The Proletarian Revolution and the Renegade Kautsky

The Proletarian Revolution and the Renegade Kautsky is a work by Vladimir Lenin written in October and November of 1918 defending the Bolsheviks against criticisms being made against them by Karl Kautsky who was then the intellectual leader of moderate socialists.

In it, Lenin writes that Kautsky in his pamphlet The Dictatorship of the Proletariat distorted Karl Marx's and Friedrich Engels' ideas on democracy and it's relation to socialism and revolution. He also writes that Kautsky uses "twaddle...to befog and confuse the issue", for example when talking about democracy under capitalism, instead of using the term "bourgeois democracy", a term which has clear class content, Kautsky instead uses the term "presocialist democracy."[1]

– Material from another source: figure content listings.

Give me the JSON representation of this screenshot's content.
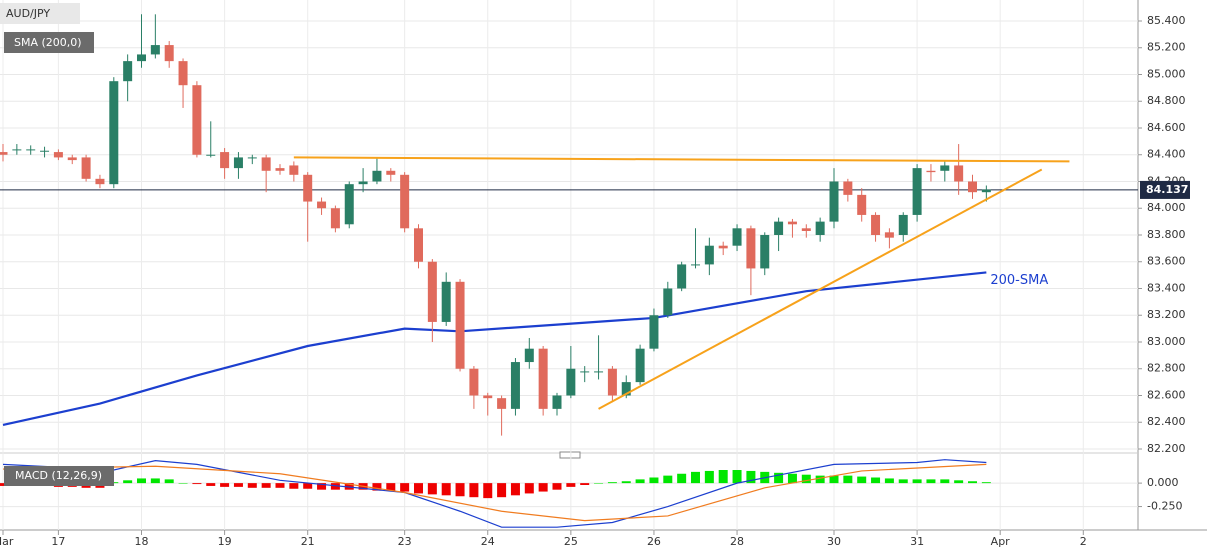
{
  "chart_data": [
    {
      "type": "candlestick",
      "title": "AUD/JPY",
      "legend": "SMA (200,0)",
      "categories": [
        "Mar",
        null,
        null,
        null,
        "17",
        null,
        null,
        null,
        null,
        null,
        "18",
        null,
        null,
        null,
        null,
        null,
        "19",
        null,
        null,
        null,
        null,
        null,
        "21",
        null,
        null,
        null,
        null,
        null,
        null,
        "23",
        null,
        null,
        null,
        null,
        null,
        "24",
        null,
        null,
        null,
        null,
        null,
        "25",
        null,
        null,
        null,
        null,
        null,
        "26",
        null,
        null,
        null,
        null,
        null,
        "28",
        null,
        null,
        null,
        null,
        null,
        null,
        "30",
        null,
        null,
        null,
        null,
        null,
        "31",
        null,
        null,
        null,
        null,
        null,
        "Apr",
        null,
        null,
        null,
        null,
        null,
        "2"
      ],
      "open": [
        84.42,
        84.44,
        84.44,
        84.43,
        84.42,
        84.38,
        84.38,
        84.22,
        84.18,
        84.95,
        85.1,
        85.15,
        85.22,
        85.1,
        84.92,
        84.4,
        84.42,
        84.3,
        84.38,
        84.38,
        84.3,
        84.32,
        84.25,
        84.05,
        84.0,
        83.88,
        84.18,
        84.2,
        84.28,
        84.25,
        83.85,
        83.6,
        83.15,
        83.45,
        82.8,
        82.6,
        82.58,
        82.5,
        82.85,
        82.95,
        82.5,
        82.6,
        82.78,
        82.78,
        82.8,
        82.6,
        82.7,
        82.95,
        83.2,
        83.4,
        83.58,
        83.58,
        83.72,
        83.72,
        83.85,
        83.55,
        83.8,
        83.9,
        83.85,
        83.8,
        83.9,
        84.2,
        84.1,
        83.95,
        83.82,
        83.8,
        83.95,
        84.28,
        84.28,
        84.32,
        84.2,
        84.12,
        null,
        null,
        null,
        null,
        null,
        null,
        null
      ],
      "high": [
        84.48,
        84.48,
        84.47,
        84.46,
        84.44,
        84.4,
        84.4,
        84.25,
        84.98,
        85.15,
        85.45,
        85.45,
        85.25,
        85.12,
        84.95,
        84.65,
        84.45,
        84.42,
        84.4,
        84.4,
        84.33,
        84.35,
        84.27,
        84.08,
        84.02,
        84.2,
        84.3,
        84.38,
        84.3,
        84.27,
        83.88,
        83.62,
        83.52,
        83.47,
        82.82,
        82.62,
        82.6,
        82.88,
        83.03,
        82.97,
        82.62,
        82.97,
        82.82,
        83.05,
        82.82,
        82.75,
        82.98,
        83.25,
        83.45,
        83.6,
        83.85,
        83.78,
        83.75,
        83.88,
        83.87,
        83.82,
        83.93,
        83.92,
        83.88,
        83.93,
        84.3,
        84.22,
        84.15,
        83.97,
        83.85,
        83.97,
        84.33,
        84.33,
        84.35,
        84.48,
        84.25,
        84.17,
        null,
        null,
        null,
        null,
        null,
        null,
        null
      ],
      "low": [
        84.35,
        84.4,
        84.4,
        84.38,
        84.36,
        84.33,
        84.2,
        84.15,
        84.15,
        84.8,
        85.05,
        85.12,
        85.05,
        84.75,
        84.38,
        84.38,
        84.22,
        84.22,
        84.33,
        84.12,
        84.25,
        84.2,
        83.75,
        83.95,
        83.82,
        83.85,
        84.12,
        84.18,
        84.2,
        83.82,
        83.55,
        83.0,
        83.12,
        82.78,
        82.5,
        82.45,
        82.3,
        82.45,
        82.8,
        82.45,
        82.45,
        82.58,
        82.7,
        82.72,
        82.55,
        82.58,
        82.68,
        82.93,
        83.18,
        83.38,
        83.55,
        83.5,
        83.65,
        83.68,
        83.35,
        83.5,
        83.68,
        83.78,
        83.78,
        83.75,
        83.85,
        84.05,
        83.9,
        83.75,
        83.7,
        83.75,
        83.9,
        84.2,
        84.2,
        84.1,
        84.07,
        84.05,
        null,
        null,
        null,
        null,
        null,
        null,
        null
      ],
      "close": [
        84.4,
        84.44,
        84.44,
        84.43,
        84.38,
        84.36,
        84.22,
        84.18,
        84.95,
        85.1,
        85.15,
        85.22,
        85.1,
        84.92,
        84.4,
        84.4,
        84.3,
        84.38,
        84.38,
        84.28,
        84.28,
        84.25,
        84.05,
        84.0,
        83.85,
        84.18,
        84.2,
        84.28,
        84.25,
        83.85,
        83.6,
        83.15,
        83.45,
        82.8,
        82.6,
        82.58,
        82.5,
        82.85,
        82.95,
        82.5,
        82.6,
        82.8,
        82.78,
        82.78,
        82.6,
        82.7,
        82.95,
        83.2,
        83.4,
        83.58,
        83.58,
        83.72,
        83.7,
        83.85,
        83.55,
        83.8,
        83.9,
        83.88,
        83.83,
        83.9,
        84.2,
        84.1,
        83.95,
        83.8,
        83.78,
        83.95,
        84.3,
        84.27,
        84.32,
        84.2,
        84.12,
        84.14,
        null,
        null,
        null,
        null,
        null,
        null,
        null
      ],
      "up_color": "#2a7f66",
      "down_color": "#e06a5c",
      "sma": {
        "name": "200-SMA",
        "color": "#1c3fcf",
        "x": [
          0,
          7,
          14,
          22,
          29,
          33,
          40,
          47,
          58,
          71
        ],
        "values": [
          82.38,
          82.54,
          82.75,
          82.97,
          83.1,
          83.08,
          83.13,
          83.18,
          83.38,
          83.52
        ]
      },
      "trendlines": [
        {
          "color": "#f7a21b",
          "x": [
            21,
            77
          ],
          "values": [
            84.38,
            84.35
          ]
        },
        {
          "color": "#f7a21b",
          "x": [
            43,
            75
          ],
          "values": [
            82.5,
            84.29
          ]
        }
      ],
      "last_price": 84.137,
      "ylim": [
        82.17,
        85.557
      ],
      "yticks": [
        {
          "value": 82.2,
          "label": "82.200"
        },
        {
          "value": 82.4,
          "label": "82.400"
        },
        {
          "value": 82.6,
          "label": "82.600"
        },
        {
          "value": 82.8,
          "label": "82.800"
        },
        {
          "value": 83.0,
          "label": "83.000"
        },
        {
          "value": 83.2,
          "label": "83.200"
        },
        {
          "value": 83.4,
          "label": "83.400"
        },
        {
          "value": 83.6,
          "label": "83.600"
        },
        {
          "value": 83.8,
          "label": "83.800"
        },
        {
          "value": 84.0,
          "label": "84.000"
        },
        {
          "value": 84.2,
          "label": "84.200"
        },
        {
          "value": 84.4,
          "label": "84.400"
        },
        {
          "value": 84.6,
          "label": "84.600"
        },
        {
          "value": 84.8,
          "label": "84.800"
        },
        {
          "value": 85.0,
          "label": "85.000"
        },
        {
          "value": 85.2,
          "label": "85.200"
        },
        {
          "value": 85.4,
          "label": "85.400"
        }
      ],
      "grid": true
    },
    {
      "type": "macd",
      "title": "MACD (12,26,9)",
      "histogram": [
        -0.03,
        -0.03,
        -0.03,
        -0.03,
        -0.04,
        -0.04,
        -0.05,
        -0.05,
        0.01,
        0.03,
        0.05,
        0.05,
        0.04,
        0.0,
        -0.01,
        -0.03,
        -0.04,
        -0.04,
        -0.05,
        -0.05,
        -0.05,
        -0.06,
        -0.06,
        -0.07,
        -0.07,
        -0.07,
        -0.07,
        -0.08,
        -0.08,
        -0.09,
        -0.11,
        -0.12,
        -0.13,
        -0.14,
        -0.15,
        -0.16,
        -0.15,
        -0.13,
        -0.11,
        -0.09,
        -0.07,
        -0.04,
        -0.02,
        0.0,
        0.01,
        0.02,
        0.04,
        0.06,
        0.08,
        0.1,
        0.12,
        0.13,
        0.14,
        0.14,
        0.13,
        0.12,
        0.11,
        0.1,
        0.09,
        0.08,
        0.08,
        0.08,
        0.07,
        0.06,
        0.05,
        0.04,
        0.04,
        0.04,
        0.04,
        0.03,
        0.02,
        0.01
      ],
      "up_color": "#00e600",
      "down_color": "#ee0000",
      "series": [
        {
          "color": "#1c3fcf",
          "x": [
            0,
            8,
            11,
            14,
            20,
            29,
            33,
            36,
            40,
            44,
            48,
            53,
            60,
            66,
            68,
            71
          ],
          "values": [
            0.2,
            0.14,
            0.24,
            0.2,
            0.03,
            -0.1,
            -0.3,
            -0.47,
            -0.47,
            -0.42,
            -0.25,
            0.0,
            0.2,
            0.22,
            0.25,
            0.22
          ]
        },
        {
          "color": "#f07c20",
          "x": [
            0,
            11,
            20,
            29,
            36,
            42,
            48,
            55,
            62,
            71
          ],
          "values": [
            0.15,
            0.18,
            0.1,
            -0.1,
            -0.3,
            -0.4,
            -0.35,
            -0.05,
            0.13,
            0.2
          ]
        }
      ],
      "ylim": [
        -0.5,
        0.3
      ],
      "yticks": [
        {
          "value": 0,
          "label": "0.000"
        },
        {
          "value": -0.25,
          "label": "-0.250"
        }
      ]
    }
  ]
}
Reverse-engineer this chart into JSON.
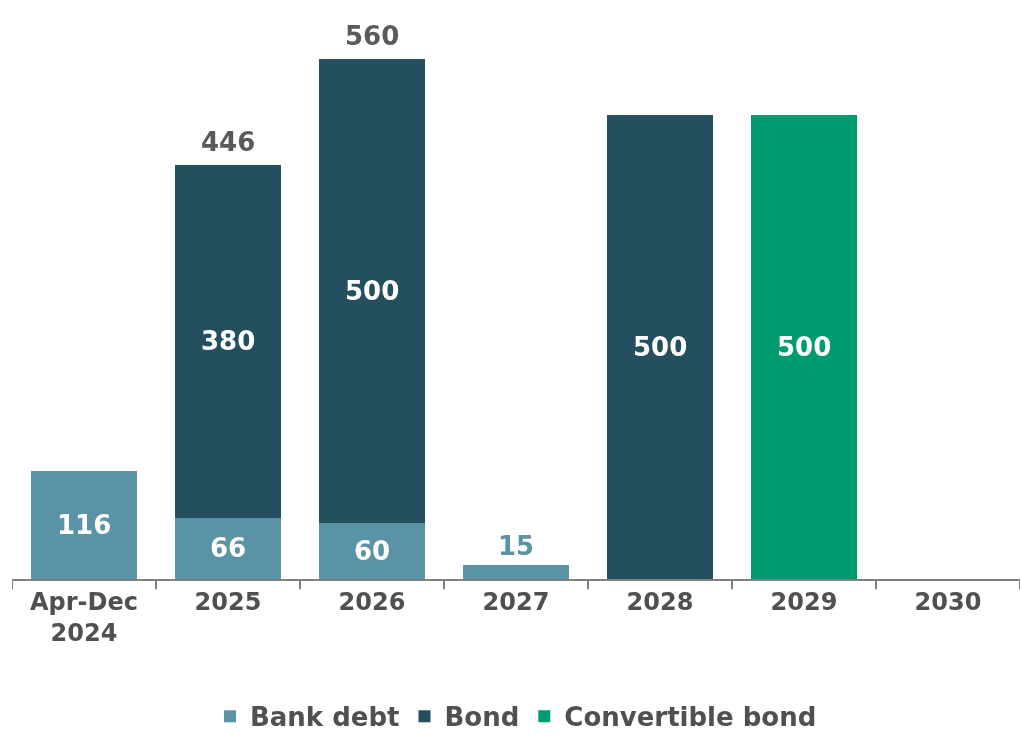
{
  "chart_data": {
    "type": "bar",
    "stacked": true,
    "categories": [
      "Apr-Dec\n2024",
      "2025",
      "2026",
      "2027",
      "2028",
      "2029",
      "2030"
    ],
    "series": [
      {
        "name": "Bank debt",
        "color": "#5b93a6",
        "values": [
          116,
          66,
          60,
          15,
          null,
          null,
          null
        ]
      },
      {
        "name": "Bond",
        "color": "#234f5e",
        "values": [
          null,
          380,
          500,
          null,
          500,
          null,
          null
        ]
      },
      {
        "name": "Convertible bond",
        "color": "#009b6e",
        "values": [
          null,
          null,
          null,
          null,
          null,
          500,
          null
        ]
      }
    ],
    "data_labels": true,
    "totals": [
      null,
      "446",
      "560",
      null,
      null,
      null,
      null
    ],
    "legend": "bottom"
  }
}
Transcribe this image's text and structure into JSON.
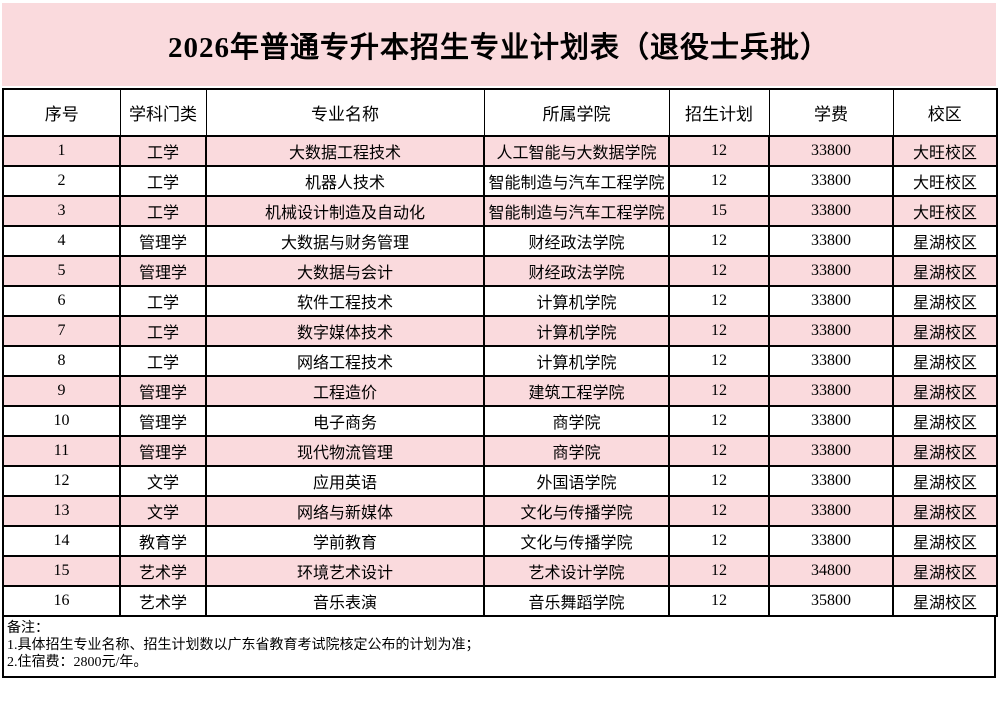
{
  "page": {
    "title": "2026年普通专升本招生专业计划表（退役士兵批）"
  },
  "colors": {
    "banner_pink": "#fadadd",
    "row_stripe_pink": "#fadadd",
    "grid_line": "#000000"
  },
  "table": {
    "columns": [
      "序号",
      "学科门类",
      "专业名称",
      "所属学院",
      "招生计划",
      "学费",
      "校区"
    ],
    "rows": [
      [
        "1",
        "工学",
        "大数据工程技术",
        "人工智能与大数据学院",
        "12",
        "33800",
        "大旺校区"
      ],
      [
        "2",
        "工学",
        "机器人技术",
        "智能制造与汽车工程学院",
        "12",
        "33800",
        "大旺校区"
      ],
      [
        "3",
        "工学",
        "机械设计制造及自动化",
        "智能制造与汽车工程学院",
        "15",
        "33800",
        "大旺校区"
      ],
      [
        "4",
        "管理学",
        "大数据与财务管理",
        "财经政法学院",
        "12",
        "33800",
        "星湖校区"
      ],
      [
        "5",
        "管理学",
        "大数据与会计",
        "财经政法学院",
        "12",
        "33800",
        "星湖校区"
      ],
      [
        "6",
        "工学",
        "软件工程技术",
        "计算机学院",
        "12",
        "33800",
        "星湖校区"
      ],
      [
        "7",
        "工学",
        "数字媒体技术",
        "计算机学院",
        "12",
        "33800",
        "星湖校区"
      ],
      [
        "8",
        "工学",
        "网络工程技术",
        "计算机学院",
        "12",
        "33800",
        "星湖校区"
      ],
      [
        "9",
        "管理学",
        "工程造价",
        "建筑工程学院",
        "12",
        "33800",
        "星湖校区"
      ],
      [
        "10",
        "管理学",
        "电子商务",
        "商学院",
        "12",
        "33800",
        "星湖校区"
      ],
      [
        "11",
        "管理学",
        "现代物流管理",
        "商学院",
        "12",
        "33800",
        "星湖校区"
      ],
      [
        "12",
        "文学",
        "应用英语",
        "外国语学院",
        "12",
        "33800",
        "星湖校区"
      ],
      [
        "13",
        "文学",
        "网络与新媒体",
        "文化与传播学院",
        "12",
        "33800",
        "星湖校区"
      ],
      [
        "14",
        "教育学",
        "学前教育",
        "文化与传播学院",
        "12",
        "33800",
        "星湖校区"
      ],
      [
        "15",
        "艺术学",
        "环境艺术设计",
        "艺术设计学院",
        "12",
        "34800",
        "星湖校区"
      ],
      [
        "16",
        "艺术学",
        "音乐表演",
        "音乐舞蹈学院",
        "12",
        "35800",
        "星湖校区"
      ]
    ]
  },
  "notes": {
    "label": "备注：",
    "items": [
      "1.具体招生专业名称、招生计划数以广东省教育考试院核定公布的计划为准；",
      "2.住宿费：2800元/年。"
    ]
  }
}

An important issue taken up Kautsky in his pamphlet was the dispersal of the Russian Constituent Assembly by the Bolsheviks. Lenin writes that it is the "crux" of the pamphlet and that it is an important question because "the relation between bourgeois democracy and proletarian democracy here confronted the revolution in a practical form." Lenin goes on to assert that Kautsky in his pamphlet resorts to lying and falsification of facts in order to try to argue his point. Lenin continues that important, fundamental issues, especially for someone claiming to be a Marxist, received no attention from Kautsky and that he "evaded" them, one issue was whether "the bourgeois-democratic parliamentary republic is inferior to the republic of the Paris Commune or Soviet type". Essentially, whether or not socialism is a higher form of democracy than bourgeois democracy.[2]